豪雨による水稲被害のリスクを評価する手法を開発―将来の気候変動を見越した対策が可能に:農業・食品産業技術総合研究機構
(2018年7月5日発表)
(国)農業・食品産業技術総合研究機構は7月5日、豪雨による水稲被害のリスクを評価する手法を開発したと発表した。
2015年の関東・東北豪雨、昨年の九州北部豪雨、そして今回の西日本豪雨と、豪雨は様々な地域で発生し、そのたびに農業の根幹をなす水田は冠水によって大きな被害を受けている。農林水産省の算定によると水田の冠水被害などは、一年間に全国で平均して43万ha(ヘクタール)発生している。
更に、今後は気候変動の影響で、これまでに経験のない激しい豪雨が発生する可能性のあることが指摘されており、冠水被害の増加が心配されている。
こうしたことから農研機構は、気候変動を考慮した豪雨の雨量変化と、それに伴う水稲被害を予測することができる手法を開発した。
具体的には、将来起こり得る多数の豪雨をシミュレーションで発生させ、その地域で起こり得る豪雨の強さと発生頻度を推定。それぞれの豪雨で生じる水田の冠水被害を推定してリスクを統計的に評価するというもの。
全国各地の水田の現在と将来の豪雨による水稲の減収量が予想できる。
研究グループは、例としてこの手法を使って石川県南部の小松市と加賀市の両市にまたがっている加賀三湖(かがさんこ)と呼ばれる地区の水田約4,000haを対象にして近未来の豪雨とその際の水稲被害のリスク評価を行なった。

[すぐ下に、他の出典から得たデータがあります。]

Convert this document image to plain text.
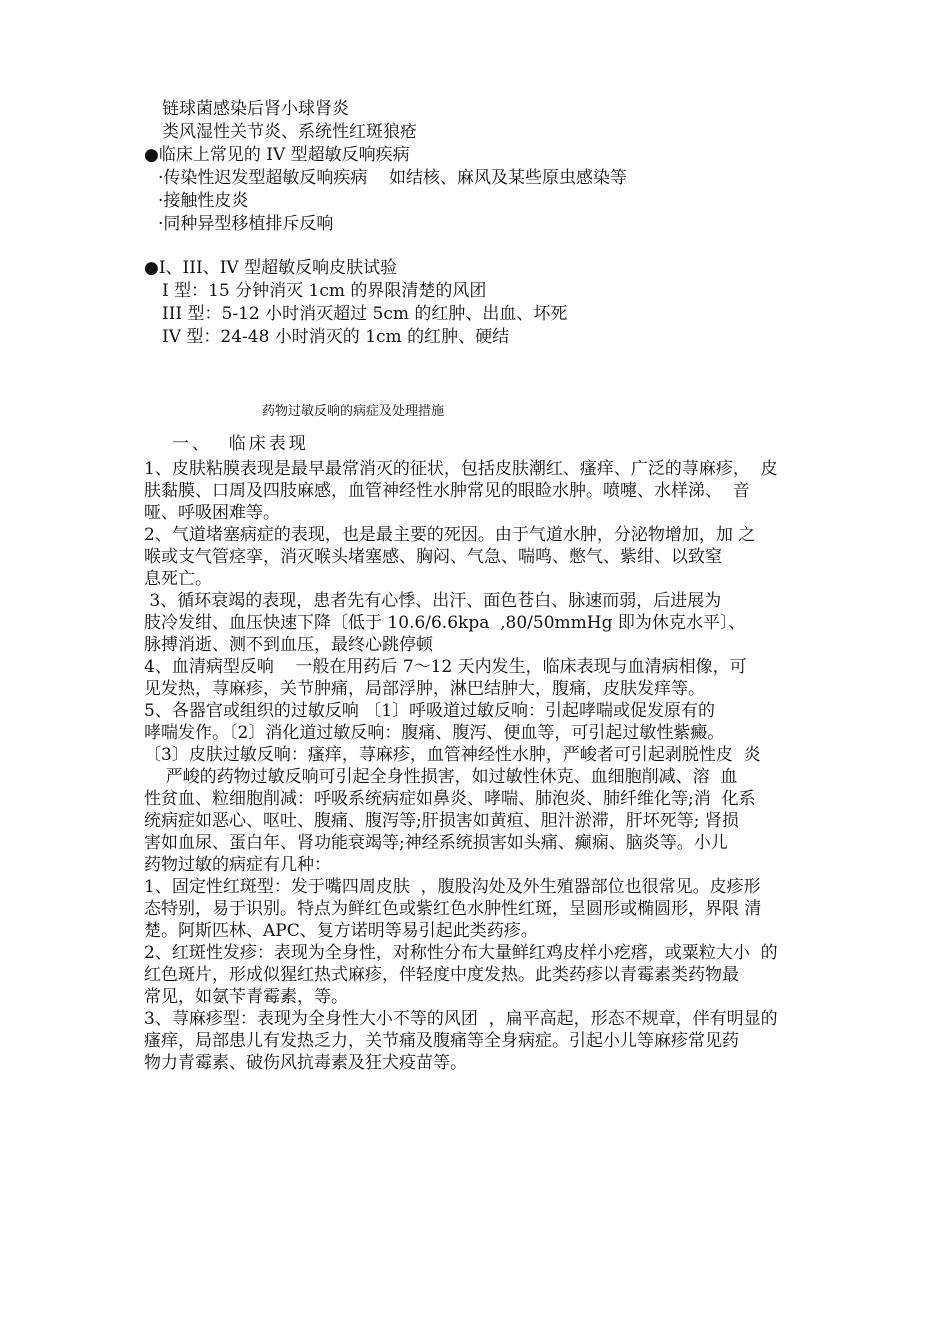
链球菌感染后肾小球肾炎
类风湿性关节炎、系统性红斑狼疮
●临床上常见的 IV 型超敏反响疾病
·传染性迟发型超敏反响疾病    如结核、麻风及某些原虫感染等
·接触性皮炎
·同种异型移植排斥反响
●I、III、IV 型超敏反响皮肤试验
I 型：15 分钟消灭 1cm 的界限清楚的风团
III 型：5-12 小时消灭超过 5cm 的红肿、出血、坏死
IV 型：24-48 小时消灭的 1cm 的红肿、硬结
药物过敏反响的病症及处理措施
一、  临床表现
1、皮肤粘膜表现是最早最常消灭的征状，包括皮肤潮红、瘙痒、广泛的荨麻疹，  皮
肤黏膜、口周及四肢麻感，血管神经性水肿常见的眼睑水肿。喷嚏、水样涕、  音
哑、呼吸困难等。
2、气道堵塞病症的表现，也是最主要的死因。由于气道水肿，分泌物增加，加 之
喉或支气管痉挛，消灭喉头堵塞感、胸闷、气急、喘鸣、憋气、紫绀、以致窒
息死亡。
3、循环衰竭的表现，患者先有心悸、出汗、面色苍白、脉速而弱，后进展为
肢冷发绀、血压快速下降〔低于 10.6/6.6kpa  ,80/50mmHg 即为休克水平〕、
脉搏消逝、测不到血压，最终心跳停顿
4、血清病型反响    一般在用药后 7～12 天内发生，临床表现与血清病相像，可
见发热，荨麻疹，关节肿痛，局部浮肿，淋巴结肿大，腹痛，皮肤发痒等。
5、各器官或组织的过敏反响 〔1〕呼吸道过敏反响：引起哮喘或促发原有的
哮喘发作。〔2〕消化道过敏反响：腹痛、腹泻、便血等，可引起过敏性紫癜。
〔3〕皮肤过敏反响：瘙痒，荨麻疹，血管神经性水肿，严峻者可引起剥脱性皮  炎
严峻的药物过敏反响可引起全身性损害，如过敏性休克、血细胞削减、溶  血
性贫血、粒细胞削减：呼吸系统病症如鼻炎、哮喘、肺泡炎、肺纤维化等;消  化系
统病症如恶心、呕吐、腹痛、腹泻等;肝损害如黄疸、胆汁淤滞，肝坏死等; 肾损
害如血尿、蛋白年、肾功能衰竭等;神经系统损害如头痛、癫痫、脑炎等。小儿
药物过敏的病症有几种：
1、固定性红斑型：发于嘴四周皮肤  ，腹股沟处及外生殖器部位也很常见。皮疹形
态特别，易于识别。特点为鲜红色或紫红色水肿性红斑，呈圆形或椭圆形，界限 清
楚。阿斯匹林、APC、复方诺明等易引起此类药疹。
2、红斑性发疹：表现为全身性，对称性分布大量鲜红鸡皮样小疙瘩，或粟粒大小  的
红色斑片，形成似猩红热式麻疹，伴轻度中度发热。此类药疹以青霉素类药物最
常见，如氨苄青霉素，等。
3、荨麻疹型：表现为全身性大小不等的风团  ，扁平高起，形态不规章，伴有明显的
瘙痒，局部患儿有发热乏力，关节痛及腹痛等全身病症。引起小儿等麻疹常见药
物力青霉素、破伤风抗毒素及狂犬疫苗等。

加賀三湖は、金沢平野に点在する三つの潟湖(せきこ)のことで、今は多くが干拓地になっているが、その加賀三湖地区で平均して10年に1回程度発生する規模の、いわゆる“10年に1回の豪雨”の最大降雨量が現在の450mmから近未来(2026〜2050年)には560mmにまで増大。約4,000haの水田の水稲が受ける最大規模の被害量が2,381tから21世紀末には3,047tと1.28倍になる予測結果が出たとしている。
この手法は、農地浸水のハザードマップ(被害予測図)作成などにも使えると研究グループはいっている。